INLET BEACH — A small pleasure boat beached earlier this month in South Walton County has attracted the attention of the Florida Fish and Wildlife Conservation Commission.

The FWC tagged the 15-foot SeaDoo Speedster on June 17, a move that could set the stage for requiring the owner — whoever that might be — to get the boat off the beach. The notice warns the owner that the boat will be removed and destroyed if the situation is not addressed. The notice also indicates the owner will be responsible for the cost of  "removal, storage and destruction" if the FWC has to step in.

If the owner can't be found — a possibility, since no registration number is visible on the boat that lies partially buried in the sand at Inlet Beach — removing the boat could become the responsibility of the FWC. If that turns out to be case, most of the cost to remove likely will be borne by the county government.

In the meantime, the beached boat has created concern as sea turtle nesting season continues.

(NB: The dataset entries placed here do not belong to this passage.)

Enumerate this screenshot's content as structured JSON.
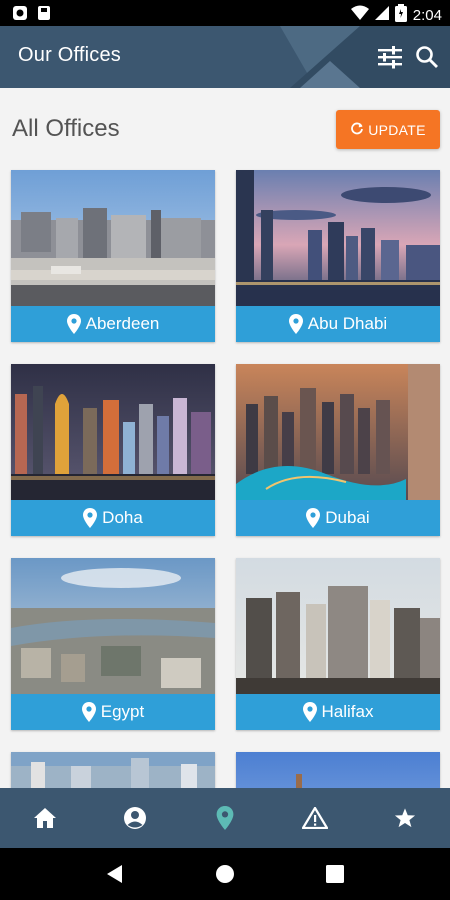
{
  "status_bar": {
    "time": "2:04"
  },
  "app_bar": {
    "title": "Our Offices"
  },
  "section": {
    "title": "All Offices",
    "update_label": "UPDATE"
  },
  "offices": [
    {
      "name": "Aberdeen"
    },
    {
      "name": "Abu Dhabi"
    },
    {
      "name": "Doha"
    },
    {
      "name": "Dubai"
    },
    {
      "name": "Egypt"
    },
    {
      "name": "Halifax"
    },
    {
      "name": ""
    },
    {
      "name": ""
    }
  ],
  "bottom_nav": {
    "items": [
      {
        "icon": "home-icon",
        "active": false
      },
      {
        "icon": "profile-icon",
        "active": false
      },
      {
        "icon": "location-pin-icon",
        "active": true
      },
      {
        "icon": "warning-icon",
        "active": false
      },
      {
        "icon": "star-icon",
        "active": false
      }
    ]
  },
  "colors": {
    "app_bar": "#3c5770",
    "accent": "#f57524",
    "label_bar": "#2f9fd8",
    "active_nav": "#5dbbb5"
  }
}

Local resident Valerie Lofton has reached out to the FWC and the Walton County Tourist Development Council (TDC), which is responsible for managing and maintaining the county's beaches.

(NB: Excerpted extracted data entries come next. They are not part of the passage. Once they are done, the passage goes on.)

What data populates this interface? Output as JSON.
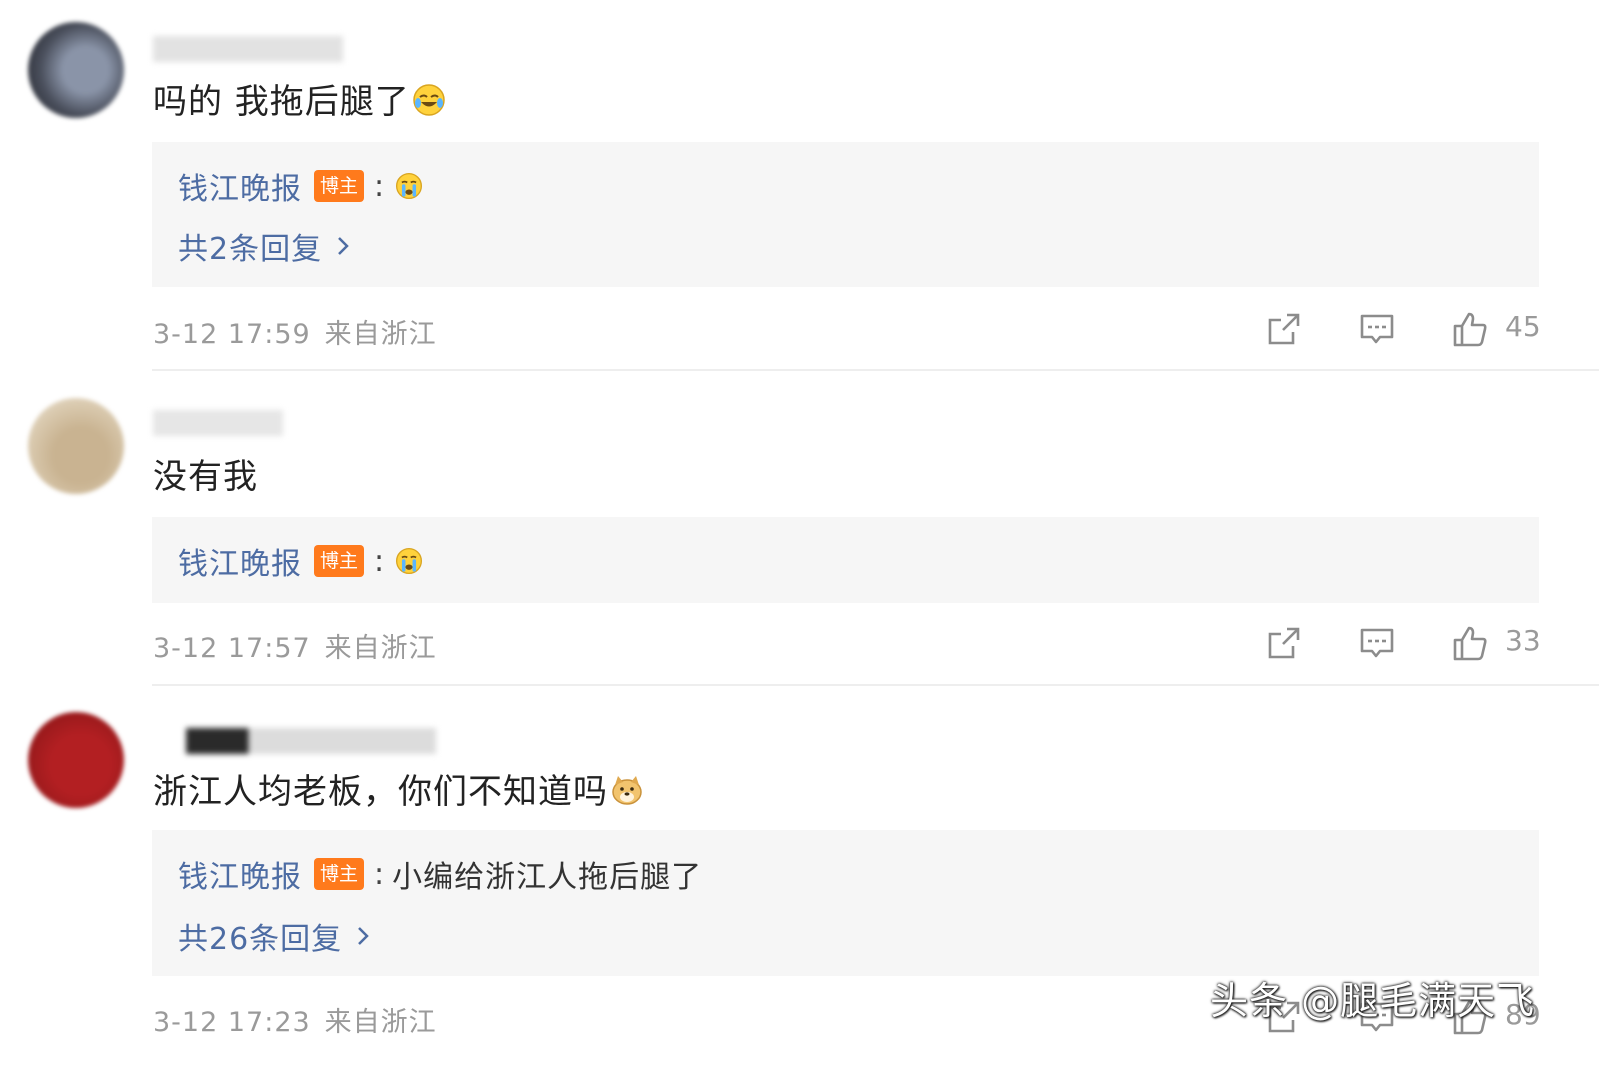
{
  "comments": [
    {
      "content": "吗的 我拖后腿了",
      "emoji": "laughing-crying-emoji",
      "reply": {
        "author": "钱江晚报",
        "badge": "博主",
        "colon": ":",
        "text": "",
        "text_emoji": "crying-emoji",
        "count_label": "共2条回复"
      },
      "time": "3-12 17:59",
      "location": "来自浙江",
      "likes": "45"
    },
    {
      "content": "没有我",
      "emoji": "",
      "reply": {
        "author": "钱江晚报",
        "badge": "博主",
        "colon": ":",
        "text": "",
        "text_emoji": "crying-emoji",
        "count_label": ""
      },
      "time": "3-12 17:57",
      "location": "来自浙江",
      "likes": "33"
    },
    {
      "content": "浙江人均老板，你们不知道吗",
      "emoji": "doge-emoji",
      "reply": {
        "author": "钱江晚报",
        "badge": "博主",
        "colon": ":",
        "text": "小编给浙江人拖后腿了",
        "text_emoji": "",
        "count_label": "共26条回复"
      },
      "time": "3-12 17:23",
      "location": "来自浙江",
      "likes": "89"
    }
  ],
  "watermark": "头条 @腿毛满天飞",
  "colors": {
    "link_blue": "#4d6ca3",
    "badge_orange": "#ff7a1c",
    "meta_gray": "#9a9a9a",
    "reply_bg": "#f6f6f6"
  }
}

According to Lofton, both agencies are looking into the issue, but her perception is that there is some confusion about who has the ultimate responsibility for the boat.

"The basic email that we got back (from the TDC) was that it wasn't up to them to take care of it, it was an FWC thing, and they were working with FWC to get it taken care of," Lofton said.

 

In the meantime, Lofton is worried that the boat might soon be completely covered by sand if something isn't done quickly.

"When I first saw it (the boat), it was bouncing around to where if a kid went down there, he could have actually been hurt very badly or killed — and of course, a sea turtle, too," she said.

For Texas resident Charity Huber, who is vacationing at Inlet Beach, the vessel is "an eyesore."

Huber, who has been a regular visitor to South Walton for nearly a decade, said the area's "pristine and beautiful" beaches were part of what kept drawing her to the area.

"I've never seen anything like that stranded on the beach," she added. "It definitely is in everyone's way."

According to Brian Kellenberger, director of beach operations for the TDC, both the FWC and the Coast Guard are involved in dealing with the beached boat.

"FWC came down and checked it out, apparently conversed with the Coast Guard (and) determined that the boat had not been in an accident," Kellenberger said.

There are limits to what the TDC can do to handle beached boats, he added.

"As much as people would like for it to be easy for us to go haul it off the beach, it's just simply not that easy when it pertains to a vessel," Kellenberger said. "We're a municipal organization that has certain protocols and limitations on how and what we can do to maintain the beach."